Widziałem kawałki wczorajszego meczu Stal Stalowa Wola – Górnik Łęczna. Poziom podobny do naszego ale było chłodniej , trochę szybciej grali. Górnik Łęczna sprzedał nam chyba odrzutki bo obniżenia poziomu u nich nie zauważyłem.
Gorzej grać się da, ale kto będzie słabszy od nas ?
“Smalec nightmare from konwiktorska street “ taki powinien być nagłówek .
Jeszcze mi wkurw nie opadł po ostatnim meczu, ale coraz bliżej mi do przekonania, że jedynie bojkot może zmusić Grega do zmiany… przepraszam do ZATRUDNIENIA trenera, bo aktualnego figuranta trenerem bym nie nazwał.
Przy takiej żałosnej frekwencji? I po pierwszym meczu? Naprawdę?
Koszmarnych to ma Polonia kibiców.
Pokaż mi drugi klub w PL który przez rok grałby taka padake, dalej trzymał trenera, a kibice w spokoju tłumnie przychodziliby na mecze.
A ty co? Masz dyżur przy Ł3?
Prawidłowy artykuł i właściwe przemyślenia. Smalec dostał znacznie lepszych piłkarzy, a i tak przegrał. Czas na zatrudnienie trenera. Tylko jak to wytłumaczyć Grzesiowi? Ja niestety nie znam francuskiego
Ogólnie to zgodnie z planem, tylko nie wiem dlaczego Władek nam nie strzelił.
miał trudniej, bo ustawili go w obronie.
Nie wiem o co Wam chodzi.
Na boisko wyszły dwie drużyny.
Jedna chciała wygrać mecz, co było widać i to był Znicz. Chcieli, potrafili i wygrali.
Druga wyszła żeby pograć w piłkę, trochę pobiegać, podać do boku, do tyłu, czasem nawet do przodu. A jak się uda to nawet bramkę strzelić. Pograli, mało brakowało a i bramkę strzelili.
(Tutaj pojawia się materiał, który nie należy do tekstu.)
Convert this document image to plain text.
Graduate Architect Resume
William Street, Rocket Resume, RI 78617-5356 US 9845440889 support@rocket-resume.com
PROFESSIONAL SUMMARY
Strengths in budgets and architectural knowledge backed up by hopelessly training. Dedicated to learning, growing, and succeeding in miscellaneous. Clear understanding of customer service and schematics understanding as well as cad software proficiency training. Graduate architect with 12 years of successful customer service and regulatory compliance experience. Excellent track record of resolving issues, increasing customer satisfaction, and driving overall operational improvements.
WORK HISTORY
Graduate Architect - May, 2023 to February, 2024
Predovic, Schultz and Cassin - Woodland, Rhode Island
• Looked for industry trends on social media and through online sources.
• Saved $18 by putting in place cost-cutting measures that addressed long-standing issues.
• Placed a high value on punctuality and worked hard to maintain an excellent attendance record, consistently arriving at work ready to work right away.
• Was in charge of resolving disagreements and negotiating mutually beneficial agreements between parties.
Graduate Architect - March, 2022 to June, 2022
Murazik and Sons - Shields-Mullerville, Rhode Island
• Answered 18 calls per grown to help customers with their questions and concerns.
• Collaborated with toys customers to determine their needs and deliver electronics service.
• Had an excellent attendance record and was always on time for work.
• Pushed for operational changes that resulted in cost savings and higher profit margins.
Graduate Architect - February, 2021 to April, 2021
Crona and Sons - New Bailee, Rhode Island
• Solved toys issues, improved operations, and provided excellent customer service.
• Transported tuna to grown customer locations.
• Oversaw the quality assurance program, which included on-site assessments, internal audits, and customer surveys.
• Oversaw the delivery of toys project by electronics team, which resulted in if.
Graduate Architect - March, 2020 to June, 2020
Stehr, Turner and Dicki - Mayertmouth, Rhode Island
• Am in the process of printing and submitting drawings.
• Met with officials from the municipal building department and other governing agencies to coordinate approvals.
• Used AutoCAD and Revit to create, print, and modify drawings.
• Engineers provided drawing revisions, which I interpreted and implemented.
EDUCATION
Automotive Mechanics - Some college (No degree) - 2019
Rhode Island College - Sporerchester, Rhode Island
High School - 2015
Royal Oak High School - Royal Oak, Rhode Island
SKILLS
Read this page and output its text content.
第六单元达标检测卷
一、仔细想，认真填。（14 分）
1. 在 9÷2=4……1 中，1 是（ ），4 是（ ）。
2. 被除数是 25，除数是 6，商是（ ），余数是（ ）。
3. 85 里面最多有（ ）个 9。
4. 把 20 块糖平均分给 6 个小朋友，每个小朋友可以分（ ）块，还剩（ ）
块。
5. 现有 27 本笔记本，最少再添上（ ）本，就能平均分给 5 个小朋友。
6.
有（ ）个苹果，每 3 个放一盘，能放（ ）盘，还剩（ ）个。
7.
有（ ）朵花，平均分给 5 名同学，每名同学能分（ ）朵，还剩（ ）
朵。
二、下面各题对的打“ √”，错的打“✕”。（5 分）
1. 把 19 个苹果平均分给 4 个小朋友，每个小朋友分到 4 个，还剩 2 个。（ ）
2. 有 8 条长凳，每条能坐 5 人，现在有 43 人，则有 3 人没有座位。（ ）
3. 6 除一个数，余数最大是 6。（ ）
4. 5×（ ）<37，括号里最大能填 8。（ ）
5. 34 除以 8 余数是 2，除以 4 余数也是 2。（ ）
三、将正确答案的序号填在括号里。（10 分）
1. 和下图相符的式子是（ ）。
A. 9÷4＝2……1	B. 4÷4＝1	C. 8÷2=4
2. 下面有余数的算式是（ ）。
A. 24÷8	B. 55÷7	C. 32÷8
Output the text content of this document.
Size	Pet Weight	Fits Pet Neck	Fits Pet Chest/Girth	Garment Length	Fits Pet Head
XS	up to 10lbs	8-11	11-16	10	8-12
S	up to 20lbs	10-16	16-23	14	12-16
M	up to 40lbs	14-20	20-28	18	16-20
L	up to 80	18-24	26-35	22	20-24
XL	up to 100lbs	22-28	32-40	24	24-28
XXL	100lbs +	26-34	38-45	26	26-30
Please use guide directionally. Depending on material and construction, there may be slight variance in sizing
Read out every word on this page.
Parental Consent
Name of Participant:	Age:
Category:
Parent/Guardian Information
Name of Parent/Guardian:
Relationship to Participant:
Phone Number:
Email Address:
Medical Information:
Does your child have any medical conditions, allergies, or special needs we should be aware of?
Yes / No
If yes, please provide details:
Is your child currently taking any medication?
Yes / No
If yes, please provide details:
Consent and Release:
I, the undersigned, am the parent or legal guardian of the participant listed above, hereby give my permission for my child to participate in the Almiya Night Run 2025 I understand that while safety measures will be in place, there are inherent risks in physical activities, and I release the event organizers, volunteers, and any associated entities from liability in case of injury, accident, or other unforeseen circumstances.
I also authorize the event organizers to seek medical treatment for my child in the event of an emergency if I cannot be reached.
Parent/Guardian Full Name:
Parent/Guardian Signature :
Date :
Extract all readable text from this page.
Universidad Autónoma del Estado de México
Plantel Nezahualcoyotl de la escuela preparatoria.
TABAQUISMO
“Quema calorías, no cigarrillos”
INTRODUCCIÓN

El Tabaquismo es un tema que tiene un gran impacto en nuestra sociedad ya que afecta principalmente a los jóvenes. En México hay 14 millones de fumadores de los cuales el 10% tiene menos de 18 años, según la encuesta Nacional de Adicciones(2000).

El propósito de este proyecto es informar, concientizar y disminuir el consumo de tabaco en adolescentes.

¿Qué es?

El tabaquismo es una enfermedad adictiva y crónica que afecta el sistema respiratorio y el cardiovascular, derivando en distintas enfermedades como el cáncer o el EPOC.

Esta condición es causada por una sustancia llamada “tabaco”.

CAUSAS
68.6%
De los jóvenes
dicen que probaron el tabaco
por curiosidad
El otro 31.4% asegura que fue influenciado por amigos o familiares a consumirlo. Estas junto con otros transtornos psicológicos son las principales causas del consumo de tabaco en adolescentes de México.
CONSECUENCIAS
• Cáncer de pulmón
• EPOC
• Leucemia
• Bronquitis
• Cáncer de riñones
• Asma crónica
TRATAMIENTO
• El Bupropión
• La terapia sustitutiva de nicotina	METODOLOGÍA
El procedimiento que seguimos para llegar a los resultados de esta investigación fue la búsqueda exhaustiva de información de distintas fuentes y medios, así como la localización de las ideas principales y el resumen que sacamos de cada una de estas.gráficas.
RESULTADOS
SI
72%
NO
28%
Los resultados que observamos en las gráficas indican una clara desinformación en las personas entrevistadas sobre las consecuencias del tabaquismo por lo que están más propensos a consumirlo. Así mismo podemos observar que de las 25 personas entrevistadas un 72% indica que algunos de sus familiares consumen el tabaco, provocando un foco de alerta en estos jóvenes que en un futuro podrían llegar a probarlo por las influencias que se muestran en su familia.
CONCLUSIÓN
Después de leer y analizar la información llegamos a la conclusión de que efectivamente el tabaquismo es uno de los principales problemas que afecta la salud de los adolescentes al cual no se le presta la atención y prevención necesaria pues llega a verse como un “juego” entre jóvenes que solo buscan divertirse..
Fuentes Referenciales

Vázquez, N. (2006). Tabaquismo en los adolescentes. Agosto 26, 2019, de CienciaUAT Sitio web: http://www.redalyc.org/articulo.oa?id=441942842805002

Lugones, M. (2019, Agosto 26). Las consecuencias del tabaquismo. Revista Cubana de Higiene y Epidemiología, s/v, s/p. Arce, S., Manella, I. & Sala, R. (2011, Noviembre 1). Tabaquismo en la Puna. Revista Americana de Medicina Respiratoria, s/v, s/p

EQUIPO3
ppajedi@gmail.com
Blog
Wiecie my tu możemy sobie pisać a Greg zrobi co będzie uważał , najbardziej boli brak taktyki bo drugi rok gramy to sami , skrzydła plus wrzutki. Z całym szacunkiem gdyby to funkcjonowało inaczej gdyby był zarząd a nie jedno osobowa prezesura to wtedy Smalec by poleciał a tak będziemy się męczyć , chyba że zdarzy się cud. A co do kibiców Tomku to pokaż mi drugi taki kluby który ma ciągle tak pod górę ? Ja osobiście mam nadzieję że uda się zacząć budowę obiektu bo to napewno nam pomoże.